UC Berkeley press release

NEWS RELEASE, 10/19/97


New solution for food allergies effective with milk, wheat products, maybe other foods, UC researchers discover

by Kathleen Scalise

FOR IMMEDIATE RELEASE

BERKELEY -- Sufferers of food allergies, take heart. A new technique that may open the door to relief has been discovered by scientists at three University of California campuses.

Researchers from UC Berkeley, UC San Francisco and UC Davis will report successful application of the new method to lower the allergenicity of milk at the Oct. 19-24 meeting of the International Congress of Allerology and Clinical Immunology in Cancun, Mexico. UC Berkeley has filed for patents on the discoveries, and is in the process of identifying organizations to develop commercial applications.

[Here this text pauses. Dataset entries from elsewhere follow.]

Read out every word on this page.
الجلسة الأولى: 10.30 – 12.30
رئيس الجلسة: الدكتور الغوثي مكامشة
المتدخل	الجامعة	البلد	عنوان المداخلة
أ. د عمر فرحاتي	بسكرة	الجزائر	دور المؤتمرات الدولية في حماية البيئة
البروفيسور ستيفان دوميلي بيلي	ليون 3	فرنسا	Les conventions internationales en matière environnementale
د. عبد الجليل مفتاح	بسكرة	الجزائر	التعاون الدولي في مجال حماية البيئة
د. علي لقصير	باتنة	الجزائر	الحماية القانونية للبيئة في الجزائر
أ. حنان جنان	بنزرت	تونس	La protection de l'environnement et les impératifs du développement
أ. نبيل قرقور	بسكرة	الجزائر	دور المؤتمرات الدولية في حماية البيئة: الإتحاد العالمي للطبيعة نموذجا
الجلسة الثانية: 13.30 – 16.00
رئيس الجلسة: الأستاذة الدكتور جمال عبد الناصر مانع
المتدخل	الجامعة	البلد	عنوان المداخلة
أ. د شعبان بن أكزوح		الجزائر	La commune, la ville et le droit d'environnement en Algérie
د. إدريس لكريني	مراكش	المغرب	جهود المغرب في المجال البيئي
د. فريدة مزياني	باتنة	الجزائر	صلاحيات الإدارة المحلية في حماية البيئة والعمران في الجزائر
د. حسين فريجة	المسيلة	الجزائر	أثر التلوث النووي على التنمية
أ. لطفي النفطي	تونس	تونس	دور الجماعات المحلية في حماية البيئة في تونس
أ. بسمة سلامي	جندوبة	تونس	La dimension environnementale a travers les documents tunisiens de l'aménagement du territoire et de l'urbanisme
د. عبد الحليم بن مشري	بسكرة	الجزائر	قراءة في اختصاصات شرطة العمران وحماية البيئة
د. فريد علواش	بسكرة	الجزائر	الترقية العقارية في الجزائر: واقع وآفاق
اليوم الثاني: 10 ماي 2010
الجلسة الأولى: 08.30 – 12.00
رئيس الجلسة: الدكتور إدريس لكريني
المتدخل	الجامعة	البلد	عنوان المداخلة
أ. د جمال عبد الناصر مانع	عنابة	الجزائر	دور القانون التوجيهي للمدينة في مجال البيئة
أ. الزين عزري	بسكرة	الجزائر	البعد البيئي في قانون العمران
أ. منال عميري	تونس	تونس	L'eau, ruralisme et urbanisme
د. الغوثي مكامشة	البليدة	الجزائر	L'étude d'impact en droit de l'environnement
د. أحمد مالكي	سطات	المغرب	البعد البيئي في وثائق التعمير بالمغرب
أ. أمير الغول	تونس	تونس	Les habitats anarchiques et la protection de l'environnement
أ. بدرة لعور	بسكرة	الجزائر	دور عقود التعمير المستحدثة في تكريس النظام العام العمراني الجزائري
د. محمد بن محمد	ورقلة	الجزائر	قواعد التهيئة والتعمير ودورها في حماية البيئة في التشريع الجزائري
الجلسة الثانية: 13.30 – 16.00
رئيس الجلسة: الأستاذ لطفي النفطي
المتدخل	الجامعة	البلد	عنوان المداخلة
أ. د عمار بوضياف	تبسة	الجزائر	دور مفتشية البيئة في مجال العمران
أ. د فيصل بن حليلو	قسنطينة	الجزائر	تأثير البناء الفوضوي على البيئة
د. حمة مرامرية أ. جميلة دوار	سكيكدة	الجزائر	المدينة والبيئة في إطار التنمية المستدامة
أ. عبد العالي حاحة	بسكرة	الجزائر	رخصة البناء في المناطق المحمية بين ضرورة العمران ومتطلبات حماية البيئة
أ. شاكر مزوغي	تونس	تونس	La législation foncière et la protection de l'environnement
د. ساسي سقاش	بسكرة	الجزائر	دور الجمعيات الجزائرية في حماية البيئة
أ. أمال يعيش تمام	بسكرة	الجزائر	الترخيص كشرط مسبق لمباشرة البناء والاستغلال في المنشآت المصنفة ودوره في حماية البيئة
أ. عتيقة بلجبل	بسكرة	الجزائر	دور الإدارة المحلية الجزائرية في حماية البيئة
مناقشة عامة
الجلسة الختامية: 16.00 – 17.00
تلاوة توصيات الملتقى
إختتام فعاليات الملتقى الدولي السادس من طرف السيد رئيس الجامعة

The new technology exploits the ability of a naturally occurring product called thioredoxin to make some proteins, such as those found in wheat and milk, more digestible and less allergenic. These components of foods, called allergens, normally trigger an allergic response in individuals with a particular food sensitivity. Thioredoxin works by changing the shape of proteins in problem foods such that they lose much of their ability to trigger allergies. The treated proteins are also easier to digest.

"If things work out, this new biotechnology could make life easier for millions suffering from food allergies," said Bob B. Buchanan, a professor of plant and microbial biology with UC Berkeley's College of Natural Resources. "We've found that people who have learned about this approach have been very excited because nothing like this has been done before. We could save lives and reduce illnesses for millions of human and canine food allergy sufferers worldwide simply through using a compound present in the diet to alter food allergens."

Buchanan's collaborators include G. del Val, B. C. Yee and R. Lozano of UC Berkeley, as well as allergy specialist Dr. O. L. Frick of the UC San Francisco Department of Pediatrics and Dr. R. Ermel of the UC Davis School of Veterinary Medicine.

Food allergies afflict about 8 percent of all toddlers in the U.S. and as many as 25 percent in Japan. While at present the only guaranteed means of treating a food allergy is by elimination of the problem food from the diet, Buchanan said thioredoxin might change this.

In highly food-sensitive dogs, Buchanan and his colleagues have shown as much as a 300-fold reduction in allergenicity for milk pretreated with thioredoxin.

"This means it takes 300 times more allergen to get an adverse effect after the food has been pretreated with thioredoxin," said Buchanan.

Buchanan said that as many as nine in 10 dogs experienced a significant relief of the problem in response to the treatment.

Although human trials have not begun, "dogs are very similar to humans for allergies," said Frick, "just amazingly close, actually."

If human trials prove as promising as the ongoing studies with dogs, thioredoxin could minimize human allergy problems and make dairy products available to countless infants and adults worldwide. Future trials may also prove the thioredoxin technique useful for other foods such as eggs and nuts.

Thioredoxin might help alleviate symptoms not only for allergy sufferers, but also for a significant portion of the 300,000 people in the U.S. who have celiac disease -- a poorly understood reaction to wheat. Such individuals cannot consume most cereals without suffering from symptoms ranging from mild headache to sudden loss of consciousness.

"Most people know someone who has celiac disease," said Buchanan. "Life for these people is hard and can be filled with fear at meal time as they have severe reactions to so many foods."

The present allergy work grew out of three decades of fundamental research on the role of thioredoxin in plants. Thioredoxin was previously known to be an important biochemical molecule, implicated in such processes as seed germination and the ability of plant chloroplasts to recognize night from day.

Thioredoxin targets bonds between two sulfur atoms within a single protein chain. Such bonds are famous in the world of biochemistry as being difficult to break under normal body conditions. Thioredoxin, however, can readily break these bonds. It attacks the link between the two sulfur atoms, adding a hydrogen to each one, a chemical process scientists call reduction.

Not surprisingly, these bonds are found in proteins that are hard to digest -- the same proteins which are also powerful allergens.